Here's an idea that I think will generate LALR(1) parsers from LR(0) states in a simple way. This idea may be similar to the first step of lane table methods for generating LR(1) parsers from LR(0) states (e.g. phase 1 in The Lane Table Method Of Constructing LR(1) parsers) or may even be identical. I can't tell because my attention span was not enough to decipher that paper.
We start with LR(0) automaton. A reduce/reduce conflict is when in a state we see two or more items of form [T1 -> ... |]
, [T2 -> ... |]
(T1 and T2 may be the same). A shift/reduce conflict is when in a state we see an item of form [T1 -> ...|]
(i.e. a possible reduction) and another item of form [T2 -> ... | t ...]
(i.e. a possible shift, t
is a terminal, T1 and T2 may be the same).
In these cases we want to know the lookaheads of the reduction items as that will potentially allow us resolve some of the conflicts. For example, if we have a reduction that only makes sense when the next token is t1
(e.g. the LR(1) item [T1 -> ...|, t1]
) and a shift of another terminal in the same state (e.g. [T2 -> ... |t2 ...])
, where t2
is not the same as t1
), then this is not a shift/reduce conflict anymore. Similar for reduce/reduce conflicts: when the lookaheads are different the conflict is resolved.
How to generate these lookeahead for these reduce items that are involved in a shift/reduce or reduce/reduce conflict?
Let's consider how lookaheads of LR(1) reduce items are generated:
- The initial item will have
$
(end-of-input) as the lookahead
- An item is generated in one of these two ways:
- By a shift from a previous state. E.g. when in a state we have
[T1 -> ... | t1 ...]
, we generate a new state by "shifting" t1 with initial state [T1 -> ... t1 | ...]
.
- By an "expansion" of a non-terminal in the current state.
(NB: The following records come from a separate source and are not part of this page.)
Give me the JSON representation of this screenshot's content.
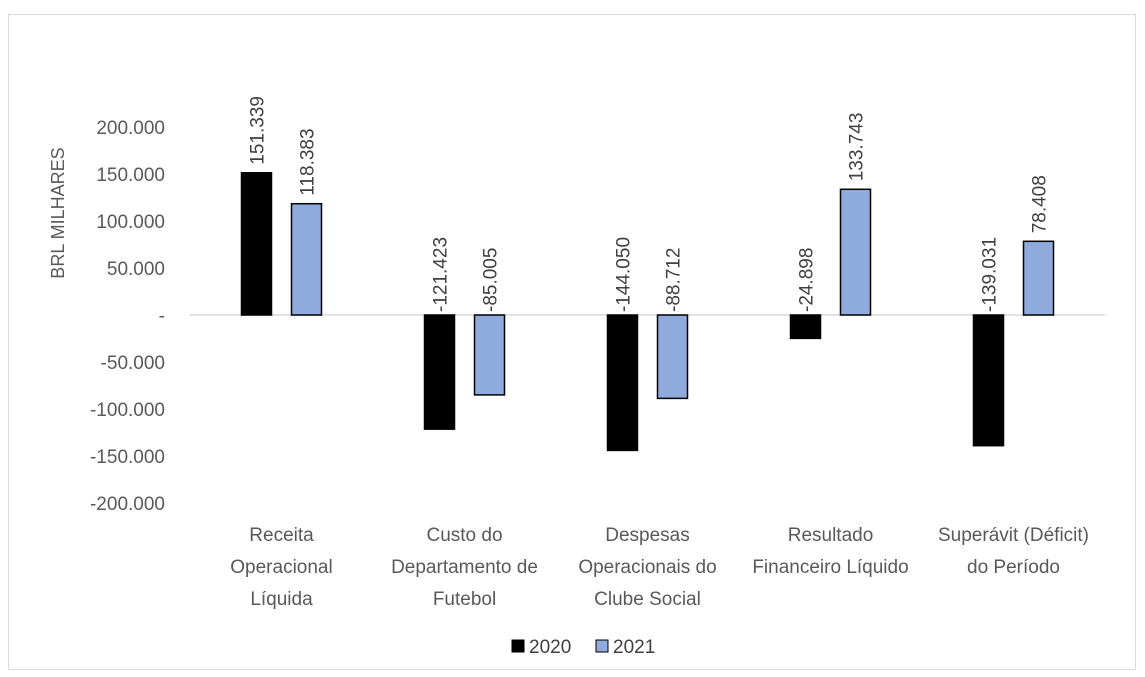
{
  "chart_data": {
    "type": "bar",
    "ylabel": "BRL MILHARES",
    "ylim": [
      -200000,
      200000
    ],
    "ytick_values": [
      200000,
      150000,
      100000,
      50000,
      0,
      -50000,
      -100000,
      -150000,
      -200000
    ],
    "ytick_labels": [
      "200.000",
      "150.000",
      "100.000",
      "50.000",
      "-",
      "-50.000",
      "-100.000",
      "-150.000",
      "-200.000"
    ],
    "categories": [
      [
        "Receita",
        "Operacional",
        "Líquida"
      ],
      [
        "Custo do",
        "Departamento de",
        "Futebol"
      ],
      [
        "Despesas",
        "Operacionais do",
        "Clube Social"
      ],
      [
        "Resultado",
        "Financeiro Líquido"
      ],
      [
        "Superávit (Déficit)",
        "do Período"
      ]
    ],
    "series": [
      {
        "name": "2020",
        "color": "#000000",
        "values": [
          151339,
          -121423,
          -144050,
          -24898,
          -139031
        ],
        "labels": [
          "151.339",
          "-121.423",
          "-144.050",
          "-24.898",
          "-139.031"
        ]
      },
      {
        "name": "2021",
        "color": "#8faadc",
        "values": [
          118383,
          -85005,
          -88712,
          133743,
          78408
        ],
        "labels": [
          "118.383",
          "-85.005",
          "-88.712",
          "133.743",
          "78.408"
        ]
      }
    ],
    "grid": false,
    "legend_position": "bottom"
  }
}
E.g. we have
[T1 -> ... | T2 ...]
in the current state, for each production in T1, we add the production to the current state.
In LR(1), the lookahead terminal for a state generated with step (1) will have the same lookahead as the "parent" item. (code)
In step (2), the lookahead of the new item will be the "first" set of the parent item's continuation after the expanded non-terminal. Note that when computing this "first" set, we add the parent item's lookead to the end of the item's continuation. E.g. in [T1 -> ... | <rest>, x]
the "continuation" is <rest> x
. (code)
So for each item, we know its dependencies:
- If an item is in form
[T -> ... t | ...]
, then it's generated by step (1) from an item in the previous state.
- If an item is in form
[T -> | ...]
, then it's generated by step (2) from an item in the current state.
It's easy to add parent item to an item when generating it. (TODO: There should be cycles in some cases, find an example?)
With this dependency graph, when we want to know lookahead of a reduction item (i.e. when it's involved in a shift/reduce or reduce/reduce conflict), we go backwards and try to obtain its lookahead.
- If the current item is generated by step (1), we recurse to find the parent's lookahead
- If the current item is generated by step (2), then we find the parent's "first" set after the current item's non-terminal. When the first set contains empty string, we will recurse to the parent's parent to find its lookahead.
I think we might want to add lookaheads to items as we visit them during this recursive process, as the lookahead of an item may be needed to resolve multiple conflicts. (TODO: Find an example?)
Note that this recursive process will return a set of lookaheads, not just a single lookahead. Also, because the dependency graph may have cycles, we need to keep track of visited items to avoid looping. The state at the beginning of this process should have {}
as the lookahead set. At the end of the process the set should be non-empty.
That's it. I think this is probably the same as the lane table method phase 1. Since the number of states will be the same as LR(0) sets of the grammar, this algorithm should give us LALR(1). Lane table method phase 2 is about splitting some of the states/items to recover LR(1).
One of the things that I don't understand about the lane table method is for LR(1) grammars it somehow generates less number of states than Knuth's LR(1) algorithm (which is probably the one we have in parsegen). That suggests that, starting with Knuth's algorithm, we may be able to reduce the number of states without losing power. I don't remember this mentioned before, I thought LR(1) is LR(1) -- the sets are minimal (and huge).